Although neither side will admit it, both have contributed to an inflammatory atmosphere. In a number of European countries, notably France and Belgium, opponents of immigration have stirred up resentment against legally settled ethnic minorities.
By the same token, the readiness of some on the Left to daub their opponents - sometimes literally - with the swastika, has fed the kind of hatred that led to the recent assassination of Silvio Berlusconi's adviser on employment law, and that may have killed Mr Fortuyn.
To lump Mr Fortuyn in with Jean-Marie Le Pen, as Left-wing newspapers constantly did, was ludicrous. The National Front leader was the political heir to Vichy. Mr Fortuyn, by contrast, was more maverick than fascist. True, he opposed further primary immigration into the Netherlands - but this, in theory if not in practice, puts him no further to the Right than the British Labour Party.
The truth is that Mr Fortuyn, like other politicians around Europe, was chiefly protesting against the governing cartel. The political systems of most EU states - based as they are on proportional representation, state-funded political parties and consensus - tend to create a "club" of establishment parties.

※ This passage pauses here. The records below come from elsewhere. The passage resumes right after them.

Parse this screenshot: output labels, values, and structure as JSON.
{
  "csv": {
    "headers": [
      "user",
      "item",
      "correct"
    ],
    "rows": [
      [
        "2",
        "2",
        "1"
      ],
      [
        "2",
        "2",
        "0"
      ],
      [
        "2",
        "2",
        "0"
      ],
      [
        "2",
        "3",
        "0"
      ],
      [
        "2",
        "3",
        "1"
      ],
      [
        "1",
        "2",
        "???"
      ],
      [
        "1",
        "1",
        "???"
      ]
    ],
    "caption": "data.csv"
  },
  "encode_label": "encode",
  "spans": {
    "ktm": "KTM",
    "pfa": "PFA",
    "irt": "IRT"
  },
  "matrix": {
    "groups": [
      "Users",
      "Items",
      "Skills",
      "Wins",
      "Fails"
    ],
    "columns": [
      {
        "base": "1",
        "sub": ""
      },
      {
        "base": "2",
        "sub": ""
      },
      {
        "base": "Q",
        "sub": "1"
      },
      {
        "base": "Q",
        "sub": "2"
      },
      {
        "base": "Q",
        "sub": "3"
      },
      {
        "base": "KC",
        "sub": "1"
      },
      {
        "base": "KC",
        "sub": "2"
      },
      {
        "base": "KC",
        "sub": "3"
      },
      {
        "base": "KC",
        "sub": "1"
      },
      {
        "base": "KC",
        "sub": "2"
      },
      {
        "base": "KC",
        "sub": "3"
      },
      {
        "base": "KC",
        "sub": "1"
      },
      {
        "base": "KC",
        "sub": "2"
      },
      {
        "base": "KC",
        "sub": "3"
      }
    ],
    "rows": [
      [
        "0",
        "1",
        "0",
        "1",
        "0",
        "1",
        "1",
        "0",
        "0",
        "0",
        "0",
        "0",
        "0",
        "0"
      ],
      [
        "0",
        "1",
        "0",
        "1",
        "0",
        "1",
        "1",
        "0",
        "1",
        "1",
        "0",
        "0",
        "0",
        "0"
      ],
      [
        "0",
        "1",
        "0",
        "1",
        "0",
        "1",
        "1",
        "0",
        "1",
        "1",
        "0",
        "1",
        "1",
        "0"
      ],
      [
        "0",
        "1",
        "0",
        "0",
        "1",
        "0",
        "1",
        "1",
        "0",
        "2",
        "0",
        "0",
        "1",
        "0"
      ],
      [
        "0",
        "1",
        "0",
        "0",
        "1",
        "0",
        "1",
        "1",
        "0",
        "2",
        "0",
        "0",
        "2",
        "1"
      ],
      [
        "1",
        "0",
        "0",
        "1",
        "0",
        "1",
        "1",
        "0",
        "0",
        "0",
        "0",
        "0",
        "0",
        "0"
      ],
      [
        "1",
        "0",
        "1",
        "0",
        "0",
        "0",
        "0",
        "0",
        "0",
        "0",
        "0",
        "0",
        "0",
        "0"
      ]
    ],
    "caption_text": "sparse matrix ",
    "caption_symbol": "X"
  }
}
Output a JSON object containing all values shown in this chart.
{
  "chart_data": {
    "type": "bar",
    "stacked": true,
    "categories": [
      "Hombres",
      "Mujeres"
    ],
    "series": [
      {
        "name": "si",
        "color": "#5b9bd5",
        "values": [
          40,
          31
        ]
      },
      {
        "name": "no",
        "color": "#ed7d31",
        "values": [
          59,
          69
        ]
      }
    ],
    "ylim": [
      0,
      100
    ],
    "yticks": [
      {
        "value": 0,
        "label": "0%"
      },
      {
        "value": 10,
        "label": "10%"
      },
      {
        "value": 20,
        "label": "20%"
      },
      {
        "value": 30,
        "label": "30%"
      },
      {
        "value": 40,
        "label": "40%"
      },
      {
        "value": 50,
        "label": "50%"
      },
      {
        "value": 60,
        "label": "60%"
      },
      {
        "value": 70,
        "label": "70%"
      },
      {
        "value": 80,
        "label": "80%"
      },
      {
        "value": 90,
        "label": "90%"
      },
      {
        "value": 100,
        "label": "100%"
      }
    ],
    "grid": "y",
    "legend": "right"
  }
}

The Netherlands was typical in that most of its politicians could expect to be in power most of the time. The governing coalitions set out to create a consensus on all the big issues: immigration, European integration, corporatist economics. Those outside the tent found themselves isolated and stigmatised.
The 20 per cent of Dutch voters who had planned to back Mr Fortuyn were protesting against all this. Ten years ago, as Maastricht was rammed through, we predicted that voters would turn, in frustration, against their political systems. We take no pleasure in being proved right.
Remember this editorial.
Earth to the Telegraph, the Left has been doing this for decades, not since 9/11. They smeared Barry Goldwater in 1964. They smear Reagan in 1980. They smeared evangelical Christians since 1979. They were a problem in 1976, when they voted for Jimmy Carter, only when they were going to vote for Reagan. John Tower, Robert Bork, Pat Buchanan and most recently Judge Pickering has been smeared and demonized. That's just the US. I know in Germany, Franz Josef Strauss had been a target of demonization, when I was in Germany in 1975.